Mid Anglia Radio board backs pounds 3.5m GWR offer

GWR looks to have snatched loss- making Mid Anglia Radio from under the nose of its neighbour, East Anglia Radio, adding to the pace of commercial radio consolidation.

GWR, in which Capital Radio has a near-20 per cent stake, has won the support of Mid Anglia's board for a pounds 3.5m offer in cash or shares, significantly higher than the pounds 2m East Anglia Radio was prepared to pay when talks foundered 18 months ago. A few weeks ago East Anglia wrote to Mid Anglia to suggest negotiations re-start, but no talks were held.
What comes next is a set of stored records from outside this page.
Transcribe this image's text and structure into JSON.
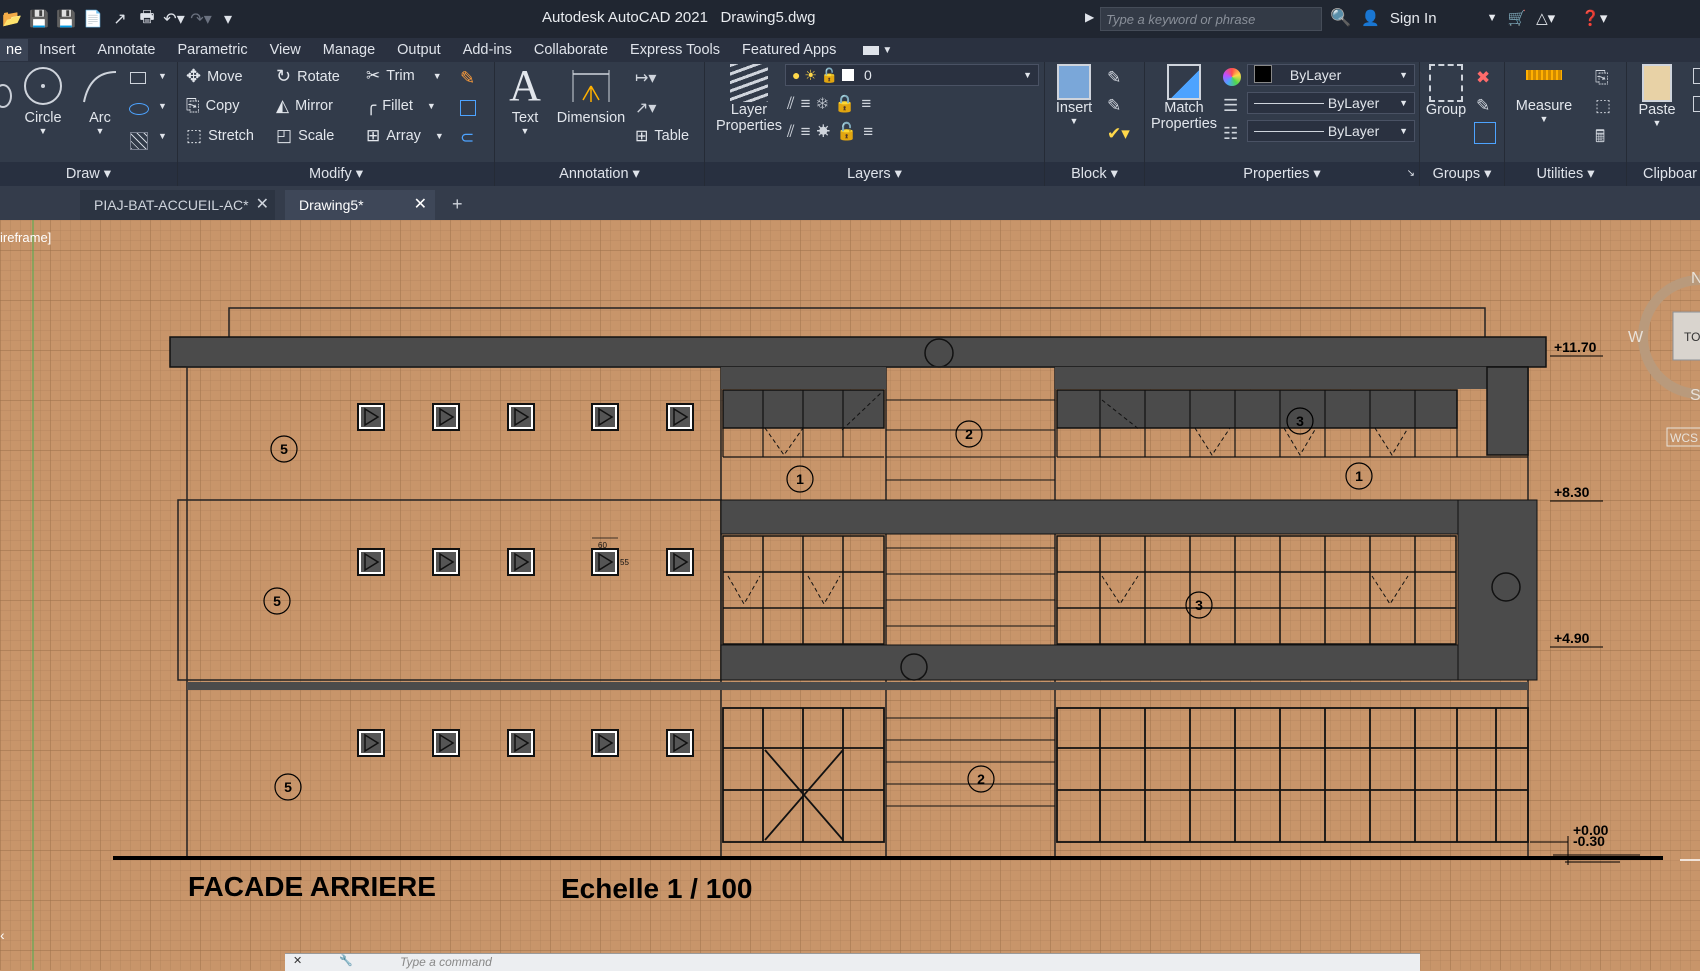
{
  "title": {
    "app": "Autodesk AutoCAD 2021",
    "file": "Drawing5.dwg"
  },
  "search": {
    "placeholder": "Type a keyword or phrase"
  },
  "account": {
    "sign_in": "Sign In"
  },
  "menu": [
    "ne",
    "Insert",
    "Annotate",
    "Parametric",
    "View",
    "Manage",
    "Output",
    "Add-ins",
    "Collaborate",
    "Express Tools",
    "Featured Apps"
  ],
  "ribbon": {
    "draw": {
      "label": "Draw",
      "circle": "Circle",
      "arc": "Arc"
    },
    "modify": {
      "label": "Modify",
      "move": "Move",
      "rotate": "Rotate",
      "trim": "Trim",
      "copy": "Copy",
      "mirror": "Mirror",
      "fillet": "Fillet",
      "stretch": "Stretch",
      "scale": "Scale",
      "array": "Array"
    },
    "annotation": {
      "label": "Annotation",
      "text": "Text",
      "dimension": "Dimension",
      "table": "Table"
    },
    "layers": {
      "label": "Layers",
      "layer_properties_1": "Layer",
      "layer_properties_2": "Properties",
      "current_layer": "0"
    },
    "block": {
      "label": "Block",
      "insert": "Insert"
    },
    "properties": {
      "label": "Properties",
      "match_1": "Match",
      "match_2": "Properties",
      "color": "ByLayer",
      "linetype": "ByLayer",
      "lineweight": "ByLayer"
    },
    "groups": {
      "label": "Groups",
      "group": "Group"
    },
    "utilities": {
      "label": "Utilities",
      "measure": "Measure"
    },
    "clipboard": {
      "label": "Clipboar",
      "paste": "Paste"
    }
  },
  "tabs": [
    {
      "label": "PIAJ-BAT-ACCUEIL-AC*"
    },
    {
      "label": "Drawing5*"
    }
  ],
  "viewport": {
    "label": "ireframe]"
  },
  "drawing": {
    "title": "FACADE ARRIERE",
    "scale": "Echelle 1 / 100",
    "levels": [
      "+11.70",
      "+8.30",
      "+4.90",
      "+0.00",
      "-0.30"
    ],
    "tags": [
      "5",
      "5",
      "5",
      "1",
      "1",
      "2",
      "2",
      "3",
      "3"
    ],
    "dims": [
      "60",
      "55"
    ]
  },
  "viewcube": {
    "north": "N",
    "west": "W",
    "south": "S",
    "top": "TO",
    "wcs": "WCS"
  },
  "command": {
    "placeholder": "Type a command"
  },
  "colors": {
    "background": "#c8956a",
    "ribbon": "#323b4a",
    "titlebar": "#202631",
    "dark_band": "#4b4b4b"
  }
}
Nevertheless, the fate of the bid lies with Emap, the publishing group, and Anglia TV, owned by MAI. Each holds 20 per cent of both Mid Anglia and East Anglia. Emap favours consolidation in general - it was said to be behind the East Anglia approach to Mid Anglia - but is blocked from boosting its own stake beyond 20 per cent as it has local newspapers in the same region.

Emap and Anglia TV now have the choice of cash or shares - so acquiring a stake in GWR - or potentially jointly blocking the bid, which requires 75 per cent approval. So far, GWR has irrevocable acceptances from just over 50 per cent of the shareholders.

Richard Winfrey, Emap's representative on the Mid Anglia board, abstained from voting on the deal, saying he faced a conflict of interest. But Tim Schoonmaker, head of Emap's radio interests, said no decision had yet been made.

The offer is 450p in cash or 0.53257 shares in GWR for each Mid Anglia share. At the GWR closing price of 880p, up 5p, that equates to 469p. The cash alternative is being financed with a mix of bank facilities and new shares.

About 47,965 new shares have been placed with the Daily Mail and General Trust, which has just under 20 per cent of GWR, and 176,661 with Fidelity Investments.

If successful, the bid will mean that GWR holds 21 local radio licences - one more than allowed. But Ralph Bernard, chief executive, said it was well advanced on the sale of one of its Asian stations.

Mid Anglia, with licences in Peterborough, Cambridge, Newmarket and Kings Lynn, lost pounds 12,186 on turnover of pounds 2.14m in 1993. Mr Bernard said investment in programming and technology would make it as profitable as the group's other stations.